Pharmacists reviewed 63 oral chemotherapy orders for 45 individual patients placed over 7 months. “No significant dosing errors were discovered,” the researchers found, but 22 (35%) orders prompted interventions. They included 1 recommendation for dosage adjustment, 9 recommendations for discontinuing an interacting drug, and 12 recommendations for additional drug monitoring.

Most Physicians Agreed With Recommendations

“In the 16 circumstances in which the provider was directly contacted, the physicians agreed with the recommendations in all cases but one,” the researchers reported. “Specific examples of pharmacists’ recommendations included echocardiographic monitoring with the prescription of trametinib, a dosage reduction of vemurafenib for a patient with concurrent liver dysfunction, increased electrocardiographic monitoring for a patient receiving concurrent dronedarone and vemurafenib, and modification of proton-pump inhibitor therapy in the setting of erlotinib and dabrafenib.”  

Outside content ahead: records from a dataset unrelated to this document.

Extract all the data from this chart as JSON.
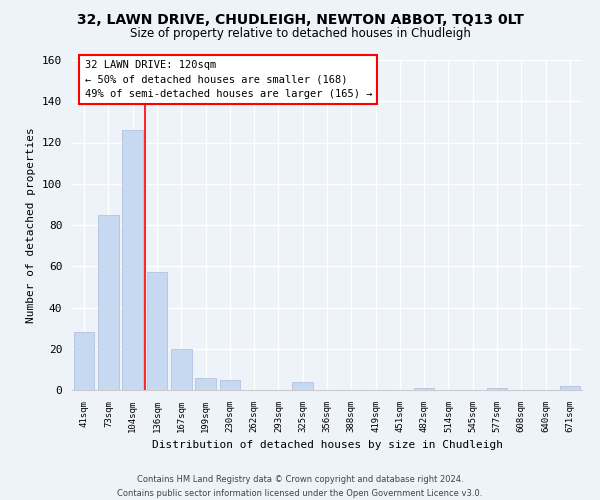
{
  "title": "32, LAWN DRIVE, CHUDLEIGH, NEWTON ABBOT, TQ13 0LT",
  "subtitle": "Size of property relative to detached houses in Chudleigh",
  "xlabel": "Distribution of detached houses by size in Chudleigh",
  "ylabel": "Number of detached properties",
  "bar_labels": [
    "41sqm",
    "73sqm",
    "104sqm",
    "136sqm",
    "167sqm",
    "199sqm",
    "230sqm",
    "262sqm",
    "293sqm",
    "325sqm",
    "356sqm",
    "388sqm",
    "419sqm",
    "451sqm",
    "482sqm",
    "514sqm",
    "545sqm",
    "577sqm",
    "608sqm",
    "640sqm",
    "671sqm"
  ],
  "bar_values": [
    28,
    85,
    126,
    57,
    20,
    6,
    5,
    0,
    0,
    4,
    0,
    0,
    0,
    0,
    1,
    0,
    0,
    1,
    0,
    0,
    2
  ],
  "bar_color": "#c6d9f0",
  "annotation_title": "32 LAWN DRIVE: 120sqm",
  "annotation_line1": "← 50% of detached houses are smaller (168)",
  "annotation_line2": "49% of semi-detached houses are larger (165) →",
  "footer_line1": "Contains HM Land Registry data © Crown copyright and database right 2024.",
  "footer_line2": "Contains public sector information licensed under the Open Government Licence v3.0.",
  "ylim": [
    0,
    160
  ],
  "yticks": [
    0,
    20,
    40,
    60,
    80,
    100,
    120,
    140,
    160
  ],
  "background_color": "#eef2f9",
  "grid_color": "#ffffff",
  "red_line_x": 2.5
}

The pharmacists spent approximately 22 minutes per patient to comprehensively review each prescription. “Given this new workload in addition to their preexisting responsibilities,” the quality improvement team “determined that additional pharmacy staff would be needed before this protocol can be widely disseminated throughout our cancer center.” The authors reported that additional pharmacy staff positions have been created as a result of the study, with one position specifically dedicated to the review of oral chemotherapy. “Pending the hiring and training of this new staff member, we plan to make review of oral chemotherapy prescriptions a new safety standard at our institution,” the quality improvement team stated.

The study was supported by the Cancer Center Research Training Program Grant No. NCI 5-T32 CA09615-25 and the Center for Health Care Improvement and Patient Safety at the University of Pennsylvania.

The content in this post has not been reviewed by the American Society of Clinical Oncology, Inc. (ASCO®) and does not necessarily reflect the ideas and opinions of ASCO®.